PROCTITIS.
Under the term proctitis are comprised acute inflammations of the rectal mucosa, which are characterized by discharge of mucus, mucopus, and perhaps blood, and accompanied by more or less tenesmus, pain, and sphincteric spasm. The conditions which produce proctitis are those which lead to ulceration. It may be the result of a downward extension of trouble from above, as in mucocolitis, dysenteric, tuberculous or other forms of colitis, or it may be the result of infection from below (e. g., gonorrheal). An inflamed rectum may be more or less easily exposed for study through some form of speculum (see above), and a more perfect picture of the actual condition thus presented to the eye than can be seen elsewhere, save in the mouth and pharynx, of the effects which serious and even ulcerative inflammation may produce in the way of congestion, swelling, bleeding, and actual breaking down.

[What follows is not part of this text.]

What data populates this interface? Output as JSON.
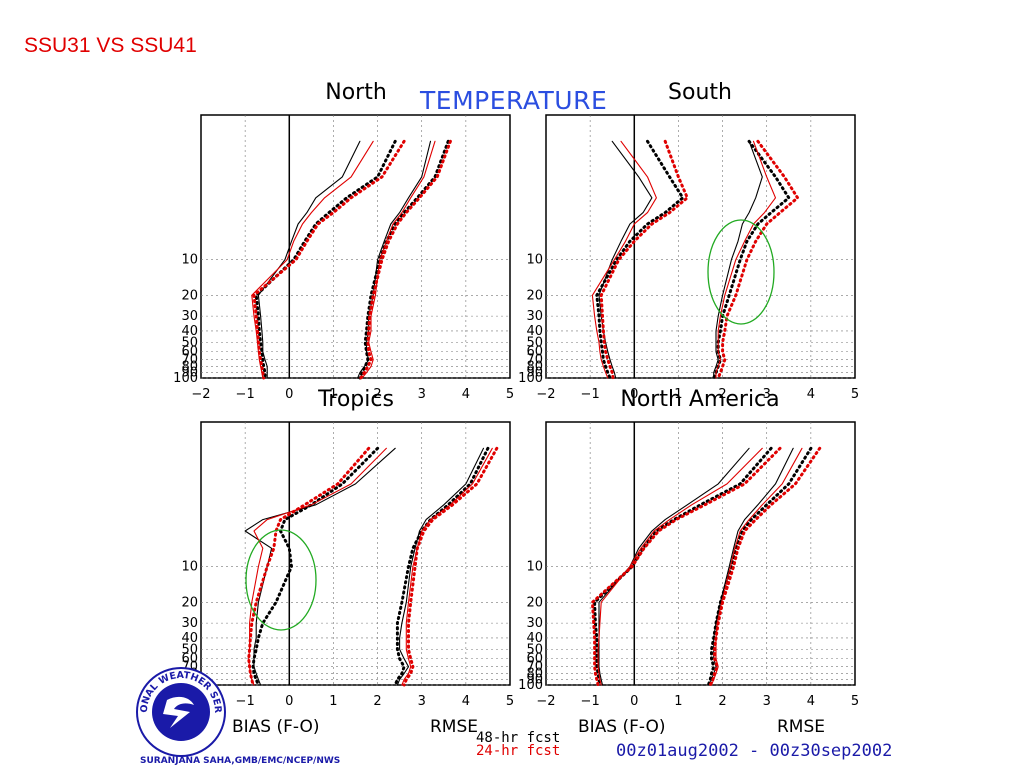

Gonorrheal proctitis is not common, yet it may occur either by extension or by direct infection, and will be of an acute type. The other forms may vary in severity according to their cause and duration.
Symptoms.
—The symptoms differ only in degree, and include the features already mentioned. There are soreness, tenderness, and often pain, especially when the lower part of the rectum, with its numerous sensory nerves, is involved, while reflex pains are referred to the sacrum and the lower part of the back. Sensation of local heat and of soreness is generally noted, while the patient is more or less tortured by frequent desire to evacuate the bowel, but passes perhaps a little bloody mucus with the accompaniment of tenesmus and straining. In acute cases the condition is an exceedingly painful one.
Treatment.
—Treatment should be begun by a search for and removal of the cause. Relief is afforded by local anodynes, of which the hot sitz bath is one of the most comforting, and by hot rectal lavements of soothing antiseptic fluid, such as linseed tea, to which a little thiol or ichthyol has been added. These should be retained as long as possible, then ejected. Local anodynes may be furnished through the medium of suppositories containing opium, or preferably some of the milder local anesthetics, such as orthoform. Cases which do not quickly yield to this form of treatment should be anesthetized in order that complete exposure of ulcerated areas and vigorous local treatment may be accomplished. A brushing of the entire surface with a 2 or 3 per cent. solution of silver nitrate will frequently be followed by relief, which will be further furnished by sufficient stretching of the sphincter to overcome its painful spasm. The diet should be so regulated as to leave a minimum of undigested residue that may irritate the lower bowel, and laxatives should be so administered that there shall be no coprostasis in the colon, but that whatever enters it shall be speedily extruded. The specific forms of proctitis require specific treatment, for which there is perhaps nothing better than the silver preparations, either the mild, like argyrol, or the active, like solutions of silver nitrate.
ULCERATION OF THE RECTUM.
The causes of the formation of ulcer in the rectum nowise differ from those of ulcer elsewhere about the body. They may be summarized as catarrhal, i. e., more pronounced and local extensions of non-specific inflammation of the mucosa, which, in certain areas, assume more intense and later infective and degenerative form (in this way are formed the so-called catarrhal ulcers); specific, including primary chancre, which is rarely met with high up in the rectum, or the later expressions, varying from mere mucous patches which may abound both within the rectum and around the anus, to the deeper, more destructive, and usually tertiary ulcerations, with destruction of tissue, extensive involvement of surface and most pronounced tendency to subsequent cicatricial contraction when they begin to repair.
What has been said regarding syphilitic ulcer is true also of chancroid, which when found in this region involves most frequently the anus, but which may extend or even be seen as a primary lesion higher up.